Saturday, February 28, 2009

Vision - We Must Disenthrall Ourselves


As always, my talk last night with EMU colleague, dear friend, fellow rabble rouser and West Virginia attorney Brenda Waugh was challenging, amusing, eye-opening, shocking... we spoke of this undeniable feeling, more than a feeling, actually - this undeniable tidal wave of realization around what we are doing in our vocation, how we are approaching our lives and our challenges. It feels we are keying in to a global conciousness. Something is bubbling up here. And I wonder what they will call this later when they look back at 2009 and saw that there was a movement emerging - a movement that rejected the boxes... that rejected the words and the lists and the sorting and the cages and the constricted way of thinking.

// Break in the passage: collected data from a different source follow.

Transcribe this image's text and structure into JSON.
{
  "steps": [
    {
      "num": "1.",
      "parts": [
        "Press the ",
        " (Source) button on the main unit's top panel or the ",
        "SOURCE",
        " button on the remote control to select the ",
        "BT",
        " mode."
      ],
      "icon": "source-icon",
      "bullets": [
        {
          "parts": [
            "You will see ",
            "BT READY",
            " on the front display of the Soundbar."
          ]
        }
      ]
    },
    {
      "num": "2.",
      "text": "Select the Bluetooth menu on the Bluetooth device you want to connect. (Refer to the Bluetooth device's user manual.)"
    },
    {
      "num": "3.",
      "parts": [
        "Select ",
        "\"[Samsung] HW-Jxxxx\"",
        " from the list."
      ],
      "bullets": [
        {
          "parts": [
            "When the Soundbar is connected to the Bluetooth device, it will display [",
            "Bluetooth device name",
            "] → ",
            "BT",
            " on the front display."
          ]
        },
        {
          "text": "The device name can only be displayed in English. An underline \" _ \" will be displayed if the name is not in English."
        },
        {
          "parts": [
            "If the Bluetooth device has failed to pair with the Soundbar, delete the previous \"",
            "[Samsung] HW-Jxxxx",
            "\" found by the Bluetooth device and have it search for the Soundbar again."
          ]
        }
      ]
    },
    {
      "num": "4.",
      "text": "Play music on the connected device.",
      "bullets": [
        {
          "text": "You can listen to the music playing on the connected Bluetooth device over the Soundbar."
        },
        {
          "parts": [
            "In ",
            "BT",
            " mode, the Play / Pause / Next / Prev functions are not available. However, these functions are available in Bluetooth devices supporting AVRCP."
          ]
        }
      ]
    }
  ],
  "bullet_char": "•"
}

The NY Times Maira Kalman is part of that movement. She uses her gorgeous and playful illustrations to explore intuitively historic, cultural, economic, political from deep inside. From her perspective - the only way, really that these things CAN be examined, if we are to be honest with ourselves. Her latest work of genius taught me more about Abraham Lincoln than I probably learned in four years of high school:  

http://kalman.blogs.nytimes.com/

Brenda is making art to examine conflict theory. At the end of her course, she'll have the class put the art together "like dominoes". It will be up to each person to decide what pieces match - which again, is such a metaphor for conflict. Conflict will always look different, dynamic, like works of art... what we must do is allow ourselves to be centered enough, intuitive enough, creative enough to grasp the enormity of what is in front of us and piece the solutions together. That is what the learnin' needs to be.

http://theoryofconflict.blogspot.com/2009/02/peaks-swamps-and-reflections.html

I realize that what I am doing here in Geneva... and what I've been up to for the past several years... is simply becoming more human - in the most primitive definition of that term. We have had our intuition and creativity beat out of us by those who wish to quantify, by those who need to see everyone as predictable, boxable, controllable. I spend my time in yoga, listening to my body, not pushing the river, but navigating. I read an article yesterday that said the only being on earth that does not know how to eat properly is an adult human. Even 5 year old children, when given full access to all different kinds of food will in very little time begin to eat only when hungry - and will eat the food that their body truly needs. How did we lose this basic instinct?? - We don't know what to eat, when or how much and it is killing us.

What else have we forgotten? To breathe, certainly.

We humans are in an emergency. The planet is committing genocide, we are a world of refugees. We have lost our web, we have lost the concept that we are all connected. Wall Streetoise and their numbers are exposed... these guys were all just riding on greed and a whim. The politicians keep talking even though they know their words are empty. But our mighty... mighty... mighty instincts are rising up. Everywhere - I see unlocking, people coming out into the fresh air, awakening. We are beginning to see that we need metaphor, myth, magic... we need these things because they are able to hold the multiple layers of meaning of this big, big world in ways that words and charts and boxes never can.

Maira Kalman says she is in love with Abraham Lincoln, she visited his museum and pondered how someone who had one year of school could have been such a genius, have had such insight. Intuition, vision, connection, power. A person who fought desperately for his home. And this person continues to capture our imaginaton.

Here is the quote she embroidered - which made me cry just now...

"The occasion is piled high with difficulty. As our case is new, so must we think anew, and act anew. We must disenthrall ourselves, and then we shall save our country."

A. Lincoln
1862

1 comment:

Mr.PorteƱo said...

I love the urgency of your text!
Maybe one thing i can add to your findings, is the feeling that i have that in this country that Lincoln dedicated his life to, it is very easy "to do", "to have" ... but it's very difficult "to be".

is that perhaps what you might be revealing again after lifetime struggle out there in the Alps, finding how "to be"?